Le “retour chez kangourous” -comme disent tous les européens- c’est aussi retrouver les amitiés laissées derrière. Non seulement je retrouve Jim, mais François me réserve la surprise de passer à la maison le soir de mon arrivée. Il est accompagné de Sasha, Steve et Eriko. Tous venus jusqu’ici depuis la Tasmanie et ayant chacun fait un break en allant soit en Europe ou en Asie.

Dans les semaines qui suivent, je passerai énormément de temps en leur compagnie. A tel point que je les vois presque plus que Jim avec qui je vis.

Un samedi matin, nous nous retrouvons chez eux, à Fremantle, pour un départ vers l’improviste. A borde de la bonne vieille Magna tasmanienne de François, le Sud devant nous, nous bouffons du kilomètre sans trop savoir où nous ferons halte. Sasha n’est pas de la partie, contre son gré car elle n’a pas pu se libérer de son travail. Elle s’est, bien entendu, opposée au fait que nous partions sans elle, mais malgré l’engueulade qui l’attendra au retour, François a décidé que nous partions.

Plus bas sur la carte nous retrouvons Jan, ami de Steve rencontré en Tasmanie, le temps d’un saut dans la piscine du resort dans lequel il travaille, où François -le Crazy Guy comme le surnomme Jim- s’éclatera l’orteil en sang en jouant les acrobates.

Nous camperons sauvagement le bord de l’océan.
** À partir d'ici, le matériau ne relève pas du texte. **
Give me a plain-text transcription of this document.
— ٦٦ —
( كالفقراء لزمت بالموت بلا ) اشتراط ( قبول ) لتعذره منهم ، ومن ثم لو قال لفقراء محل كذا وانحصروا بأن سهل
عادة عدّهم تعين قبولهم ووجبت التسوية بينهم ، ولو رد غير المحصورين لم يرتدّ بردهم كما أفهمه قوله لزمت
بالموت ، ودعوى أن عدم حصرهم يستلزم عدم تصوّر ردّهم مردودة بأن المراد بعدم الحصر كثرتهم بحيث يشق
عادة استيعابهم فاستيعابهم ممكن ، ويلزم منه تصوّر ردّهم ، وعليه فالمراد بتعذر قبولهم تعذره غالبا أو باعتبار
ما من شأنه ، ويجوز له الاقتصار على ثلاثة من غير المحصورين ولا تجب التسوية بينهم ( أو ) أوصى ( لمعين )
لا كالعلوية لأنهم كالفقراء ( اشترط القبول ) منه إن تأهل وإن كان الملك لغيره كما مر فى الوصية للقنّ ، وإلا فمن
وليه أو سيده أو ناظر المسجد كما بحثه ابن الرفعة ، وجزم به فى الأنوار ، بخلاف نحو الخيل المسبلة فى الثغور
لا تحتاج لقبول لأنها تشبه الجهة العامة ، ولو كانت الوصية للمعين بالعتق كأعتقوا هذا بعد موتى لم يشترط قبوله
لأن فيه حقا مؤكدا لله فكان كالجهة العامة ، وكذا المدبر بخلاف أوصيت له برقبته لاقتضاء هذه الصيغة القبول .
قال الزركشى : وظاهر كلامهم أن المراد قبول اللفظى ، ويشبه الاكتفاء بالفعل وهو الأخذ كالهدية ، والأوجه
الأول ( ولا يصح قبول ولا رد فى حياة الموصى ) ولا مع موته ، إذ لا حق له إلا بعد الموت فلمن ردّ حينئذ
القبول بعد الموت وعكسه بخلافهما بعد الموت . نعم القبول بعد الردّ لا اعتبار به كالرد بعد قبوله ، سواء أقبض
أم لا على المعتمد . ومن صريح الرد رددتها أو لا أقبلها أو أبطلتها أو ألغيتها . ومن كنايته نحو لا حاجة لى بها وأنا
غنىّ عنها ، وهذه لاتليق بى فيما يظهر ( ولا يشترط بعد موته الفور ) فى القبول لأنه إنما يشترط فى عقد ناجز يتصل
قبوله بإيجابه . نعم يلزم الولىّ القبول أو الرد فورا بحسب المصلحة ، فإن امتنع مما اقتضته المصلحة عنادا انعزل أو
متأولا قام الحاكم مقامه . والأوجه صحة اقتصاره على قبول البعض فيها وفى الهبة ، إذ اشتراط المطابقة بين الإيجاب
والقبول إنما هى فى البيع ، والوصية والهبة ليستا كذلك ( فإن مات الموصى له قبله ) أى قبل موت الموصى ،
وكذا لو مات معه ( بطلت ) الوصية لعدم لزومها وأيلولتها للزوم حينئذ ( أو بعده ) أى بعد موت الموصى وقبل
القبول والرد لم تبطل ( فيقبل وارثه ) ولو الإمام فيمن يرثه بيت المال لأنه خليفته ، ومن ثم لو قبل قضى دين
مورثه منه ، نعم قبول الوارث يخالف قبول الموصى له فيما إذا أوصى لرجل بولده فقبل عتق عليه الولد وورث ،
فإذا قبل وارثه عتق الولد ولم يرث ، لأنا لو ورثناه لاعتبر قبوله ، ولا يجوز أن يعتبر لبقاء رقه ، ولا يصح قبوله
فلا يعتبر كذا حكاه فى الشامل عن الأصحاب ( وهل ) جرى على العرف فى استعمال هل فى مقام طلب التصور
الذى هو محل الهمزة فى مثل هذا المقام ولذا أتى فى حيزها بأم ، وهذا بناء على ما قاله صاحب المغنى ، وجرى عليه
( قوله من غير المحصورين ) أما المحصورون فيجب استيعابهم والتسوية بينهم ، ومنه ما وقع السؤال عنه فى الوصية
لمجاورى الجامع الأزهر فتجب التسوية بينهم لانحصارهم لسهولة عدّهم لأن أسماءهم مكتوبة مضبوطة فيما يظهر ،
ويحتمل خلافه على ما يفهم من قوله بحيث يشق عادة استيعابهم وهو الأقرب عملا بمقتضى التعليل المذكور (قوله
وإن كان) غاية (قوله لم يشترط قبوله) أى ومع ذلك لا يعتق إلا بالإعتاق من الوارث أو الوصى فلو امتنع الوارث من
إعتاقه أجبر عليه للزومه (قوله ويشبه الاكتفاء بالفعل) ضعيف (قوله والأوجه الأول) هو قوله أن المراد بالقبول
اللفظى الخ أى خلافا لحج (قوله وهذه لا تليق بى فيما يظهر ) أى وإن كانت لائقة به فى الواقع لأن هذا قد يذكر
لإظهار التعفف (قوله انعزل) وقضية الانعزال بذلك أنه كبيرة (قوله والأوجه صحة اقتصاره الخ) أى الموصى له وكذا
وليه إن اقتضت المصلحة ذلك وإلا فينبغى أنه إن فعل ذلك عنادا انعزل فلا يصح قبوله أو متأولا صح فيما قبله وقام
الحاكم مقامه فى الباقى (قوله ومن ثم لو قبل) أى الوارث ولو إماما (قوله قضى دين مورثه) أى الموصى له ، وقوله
Steve et Eriko dans la tente, moi et François à l’arrière de la voiture à descendre des bières jusqu’à ce que les étoiles s’évanouissent dans la clarté de l’aurore.

Réveillé quelques dizaines de minutes plus tard sentant les joggeurs passés à côté du coffre ouvert dans lequel nous sommes allongés, je me lève et les laisse dormir. Je pense qu’il serait judicieux de bouger avant qu’un ranger ne passe, mais ma paranoïa passera mal à 5h et demi du mat’. Je pars donc me balader sur la jetée.

Je reviens une heure plus tard. Ils sont levés, mais pas du bon pied. Et pour cause, c’est un ranger qui leur a indélicatement indiqué qu’une amende de 100$ nous attend pour camping sauvage. Notre moral remontera avec les souvenirs du magnifique, bien qu’inattendu, feu d’artifice de la veille et la haute des vagues sur cette plage de surfeurs.

Esquiver les vagues est obligatoire pour ne pas de retrouver sous l’eau dans le tonneau. Passer en dessous est la meilleur et seule option, mais après en avoir esquivé quelques-unes, je décide de retourner sur le sable, plus rassuré. Une vague de 2 mètres ça rigole pas !

Nous rentrerons le soir, sans embrouilles techniques, ni femme trop mécontente. Un très agréable week-end comme il en faudrait plus souvent. Et ce malgré les coups de soleil inévitables sur ma peau blanche de belge en hiver.